Makah welcome first canoe

By Joe Smillie

Forum Editor

The first of dozens of expected canoes landed at Neah Bay on Sunday as guests begin to come in for the Paddle to Quinault.

 

A team of pullers rowed the outrigger Kaigani into Neah Bay from Seattle.

 

The canoe was built by the Seattle Va’a Association out of Sitka spruce from the Kaigani Haida area in the Queen Charlotte Islands off the north coast of British Columbia for Kimokeo Kapahuelehua of the Hawaiian Outrigger Voyaging Society, according to Joe Ferguson, a member of the Seattle group.

 

Crews took off from Sail Sand Point Outrigger on Lake Washington on June 14 and rowed up Puget Sound to Port Townsend, where they left the outrigger until Saturday, when they began their 100-mile row to Neah Bay.

 

The Makah Nation greeted the Kaigani’s crew with a traditional drum ceremony.

 

Tribes from all over the coastal Northwest will pull canoes along the coastline for the gathering which will end at Taholah, on the Quinault reservation.

 

The Makah Nation will host canoe crews for two days, at Neah Bay on July 26 and at Cape Alava on July 27.

 

After that, pullers will take their canoes to La Push, where they will spend two days with the Quileute Tribe before heading south to spend July 30 with the Hoh Tribe.

 

From there, the paddle ends in Taholah, where the Quinault will host a week-long celebration Aug. 1-6 .

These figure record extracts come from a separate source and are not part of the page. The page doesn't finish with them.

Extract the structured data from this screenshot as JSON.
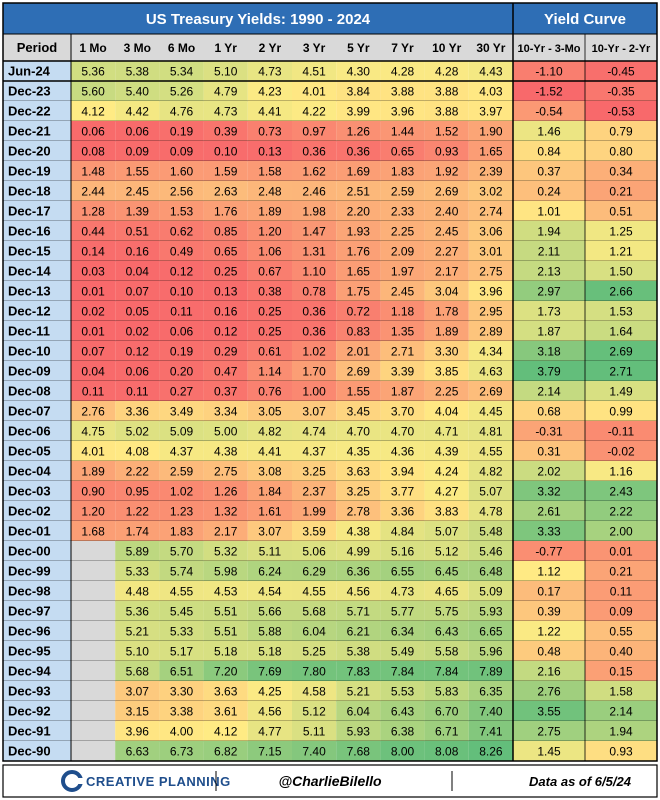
{
  "chart_data": {
    "type": "heatmap",
    "title": "US Treasury Yields: 1990 - 2024",
    "curve_title": "Yield Curve",
    "row_header": "Period",
    "columns": [
      "1 Mo",
      "3 Mo",
      "6 Mo",
      "1 Yr",
      "2 Yr",
      "3 Yr",
      "5 Yr",
      "7 Yr",
      "10 Yr",
      "30 Yr"
    ],
    "curve_columns": [
      "10-Yr - 3-Mo",
      "10-Yr - 2-Yr"
    ],
    "rows": [
      {
        "period": "Jun-24",
        "yields": [
          5.36,
          5.38,
          5.34,
          5.1,
          4.73,
          4.51,
          4.3,
          4.28,
          4.28,
          4.43
        ],
        "curve": [
          -1.1,
          -0.45
        ]
      },
      {
        "period": "Dec-23",
        "yields": [
          5.6,
          5.4,
          5.26,
          4.79,
          4.23,
          4.01,
          3.84,
          3.88,
          3.88,
          4.03
        ],
        "curve": [
          -1.52,
          -0.35
        ]
      },
      {
        "period": "Dec-22",
        "yields": [
          4.12,
          4.42,
          4.76,
          4.73,
          4.41,
          4.22,
          3.99,
          3.96,
          3.88,
          3.97
        ],
        "curve": [
          -0.54,
          -0.53
        ]
      },
      {
        "period": "Dec-21",
        "yields": [
          0.06,
          0.06,
          0.19,
          0.39,
          0.73,
          0.97,
          1.26,
          1.44,
          1.52,
          1.9
        ],
        "curve": [
          1.46,
          0.79
        ]
      },
      {
        "period": "Dec-20",
        "yields": [
          0.08,
          0.09,
          0.09,
          0.1,
          0.13,
          0.36,
          0.36,
          0.65,
          0.93,
          1.65
        ],
        "curve": [
          0.84,
          0.8
        ]
      },
      {
        "period": "Dec-19",
        "yields": [
          1.48,
          1.55,
          1.6,
          1.59,
          1.58,
          1.62,
          1.69,
          1.83,
          1.92,
          2.39
        ],
        "curve": [
          0.37,
          0.34
        ]
      },
      {
        "period": "Dec-18",
        "yields": [
          2.44,
          2.45,
          2.56,
          2.63,
          2.48,
          2.46,
          2.51,
          2.59,
          2.69,
          3.02
        ],
        "curve": [
          0.24,
          0.21
        ]
      },
      {
        "period": "Dec-17",
        "yields": [
          1.28,
          1.39,
          1.53,
          1.76,
          1.89,
          1.98,
          2.2,
          2.33,
          2.4,
          2.74
        ],
        "curve": [
          1.01,
          0.51
        ]
      },
      {
        "period": "Dec-16",
        "yields": [
          0.44,
          0.51,
          0.62,
          0.85,
          1.2,
          1.47,
          1.93,
          2.25,
          2.45,
          3.06
        ],
        "curve": [
          1.94,
          1.25
        ]
      },
      {
        "period": "Dec-15",
        "yields": [
          0.14,
          0.16,
          0.49,
          0.65,
          1.06,
          1.31,
          1.76,
          2.09,
          2.27,
          3.01
        ],
        "curve": [
          2.11,
          1.21
        ]
      },
      {
        "period": "Dec-14",
        "yields": [
          0.03,
          0.04,
          0.12,
          0.25,
          0.67,
          1.1,
          1.65,
          1.97,
          2.17,
          2.75
        ],
        "curve": [
          2.13,
          1.5
        ]
      },
      {
        "period": "Dec-13",
        "yields": [
          0.01,
          0.07,
          0.1,
          0.13,
          0.38,
          0.78,
          1.75,
          2.45,
          3.04,
          3.96
        ],
        "curve": [
          2.97,
          2.66
        ]
      },
      {
        "period": "Dec-12",
        "yields": [
          0.02,
          0.05,
          0.11,
          0.16,
          0.25,
          0.36,
          0.72,
          1.18,
          1.78,
          2.95
        ],
        "curve": [
          1.73,
          1.53
        ]
      },
      {
        "period": "Dec-11",
        "yields": [
          0.01,
          0.02,
          0.06,
          0.12,
          0.25,
          0.36,
          0.83,
          1.35,
          1.89,
          2.89
        ],
        "curve": [
          1.87,
          1.64
        ]
      },
      {
        "period": "Dec-10",
        "yields": [
          0.07,
          0.12,
          0.19,
          0.29,
          0.61,
          1.02,
          2.01,
          2.71,
          3.3,
          4.34
        ],
        "curve": [
          3.18,
          2.69
        ]
      },
      {
        "period": "Dec-09",
        "yields": [
          0.04,
          0.06,
          0.2,
          0.47,
          1.14,
          1.7,
          2.69,
          3.39,
          3.85,
          4.63
        ],
        "curve": [
          3.79,
          2.71
        ]
      },
      {
        "period": "Dec-08",
        "yields": [
          0.11,
          0.11,
          0.27,
          0.37,
          0.76,
          1.0,
          1.55,
          1.87,
          2.25,
          2.69
        ],
        "curve": [
          2.14,
          1.49
        ]
      },
      {
        "period": "Dec-07",
        "yields": [
          2.76,
          3.36,
          3.49,
          3.34,
          3.05,
          3.07,
          3.45,
          3.7,
          4.04,
          4.45
        ],
        "curve": [
          0.68,
          0.99
        ]
      },
      {
        "period": "Dec-06",
        "yields": [
          4.75,
          5.02,
          5.09,
          5.0,
          4.82,
          4.74,
          4.7,
          4.7,
          4.71,
          4.81
        ],
        "curve": [
          -0.31,
          -0.11
        ]
      },
      {
        "period": "Dec-05",
        "yields": [
          4.01,
          4.08,
          4.37,
          4.38,
          4.41,
          4.37,
          4.35,
          4.36,
          4.39,
          4.55
        ],
        "curve": [
          0.31,
          -0.02
        ]
      },
      {
        "period": "Dec-04",
        "yields": [
          1.89,
          2.22,
          2.59,
          2.75,
          3.08,
          3.25,
          3.63,
          3.94,
          4.24,
          4.82
        ],
        "curve": [
          2.02,
          1.16
        ]
      },
      {
        "period": "Dec-03",
        "yields": [
          0.9,
          0.95,
          1.02,
          1.26,
          1.84,
          2.37,
          3.25,
          3.77,
          4.27,
          5.07
        ],
        "curve": [
          3.32,
          2.43
        ]
      },
      {
        "period": "Dec-02",
        "yields": [
          1.2,
          1.22,
          1.23,
          1.32,
          1.61,
          1.99,
          2.78,
          3.36,
          3.83,
          4.78
        ],
        "curve": [
          2.61,
          2.22
        ]
      },
      {
        "period": "Dec-01",
        "yields": [
          1.68,
          1.74,
          1.83,
          2.17,
          3.07,
          3.59,
          4.38,
          4.84,
          5.07,
          5.48
        ],
        "curve": [
          3.33,
          2.0
        ]
      },
      {
        "period": "Dec-00",
        "yields": [
          null,
          5.89,
          5.7,
          5.32,
          5.11,
          5.06,
          4.99,
          5.16,
          5.12,
          5.46
        ],
        "curve": [
          -0.77,
          0.01
        ]
      },
      {
        "period": "Dec-99",
        "yields": [
          null,
          5.33,
          5.74,
          5.98,
          6.24,
          6.29,
          6.36,
          6.55,
          6.45,
          6.48
        ],
        "curve": [
          1.12,
          0.21
        ]
      },
      {
        "period": "Dec-98",
        "yields": [
          null,
          4.48,
          4.55,
          4.53,
          4.54,
          4.55,
          4.56,
          4.73,
          4.65,
          5.09
        ],
        "curve": [
          0.17,
          0.11
        ]
      },
      {
        "period": "Dec-97",
        "yields": [
          null,
          5.36,
          5.45,
          5.51,
          5.66,
          5.68,
          5.71,
          5.77,
          5.75,
          5.93
        ],
        "curve": [
          0.39,
          0.09
        ]
      },
      {
        "period": "Dec-96",
        "yields": [
          null,
          5.21,
          5.33,
          5.51,
          5.88,
          6.04,
          6.21,
          6.34,
          6.43,
          6.65
        ],
        "curve": [
          1.22,
          0.55
        ]
      },
      {
        "period": "Dec-95",
        "yields": [
          null,
          5.1,
          5.17,
          5.18,
          5.18,
          5.25,
          5.38,
          5.49,
          5.58,
          5.96
        ],
        "curve": [
          0.48,
          0.4
        ]
      },
      {
        "period": "Dec-94",
        "yields": [
          null,
          5.68,
          6.51,
          7.2,
          7.69,
          7.8,
          7.83,
          7.84,
          7.84,
          7.89
        ],
        "curve": [
          2.16,
          0.15
        ]
      },
      {
        "period": "Dec-93",
        "yields": [
          null,
          3.07,
          3.3,
          3.63,
          4.25,
          4.58,
          5.21,
          5.53,
          5.83,
          6.35
        ],
        "curve": [
          2.76,
          1.58
        ]
      },
      {
        "period": "Dec-92",
        "yields": [
          null,
          3.15,
          3.38,
          3.61,
          4.56,
          5.12,
          6.04,
          6.43,
          6.7,
          7.4
        ],
        "curve": [
          3.55,
          2.14
        ]
      },
      {
        "period": "Dec-91",
        "yields": [
          null,
          3.96,
          4.0,
          4.12,
          4.77,
          5.11,
          5.93,
          6.38,
          6.71,
          7.41
        ],
        "curve": [
          2.75,
          1.94
        ]
      },
      {
        "period": "Dec-90",
        "yields": [
          null,
          6.63,
          6.73,
          6.82,
          7.15,
          7.4,
          7.68,
          8.0,
          8.08,
          8.26
        ],
        "curve": [
          1.45,
          0.93
        ]
      }
    ],
    "color_scale": {
      "low": "#f8696b",
      "mid": "#ffeb84",
      "high": "#63be7b"
    }
  },
  "footer": {
    "brand": "CREATIVE PLANNING",
    "handle": "@CharlieBilello",
    "as_of": "Data as of 6/5/24"
  },
  "colors": {
    "header_bg": "#2e6eb5",
    "header_text": "#ffffff",
    "subheader_bg": "#d9d9d9",
    "period_bg": "#c5dcf2",
    "empty_cell": "#d9d9d9",
    "brand_blue": "#1f4e8c",
    "border": "#000000"
  }
}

As many as 15,000 people and an estimated 100 canoes are expected to land at Taholah, according to Guy Capoeman, coordinator of the Quinault Tribal Journey.

 

Held almost every year since 1989, the Canoe Journey branched off from the 1989 Paddle to Seattle, started by Quinault member Emmet Oliver and Frank Brown of Bella Bella, British Columbia.

 

Ceremonies like that held Sunday by the Makah will be performed for canoe crews at reservations all along the way.

 

Pulling crews also will spend two days with the Lower Elwha Klallam Tribe in Port Angeles July 23-24.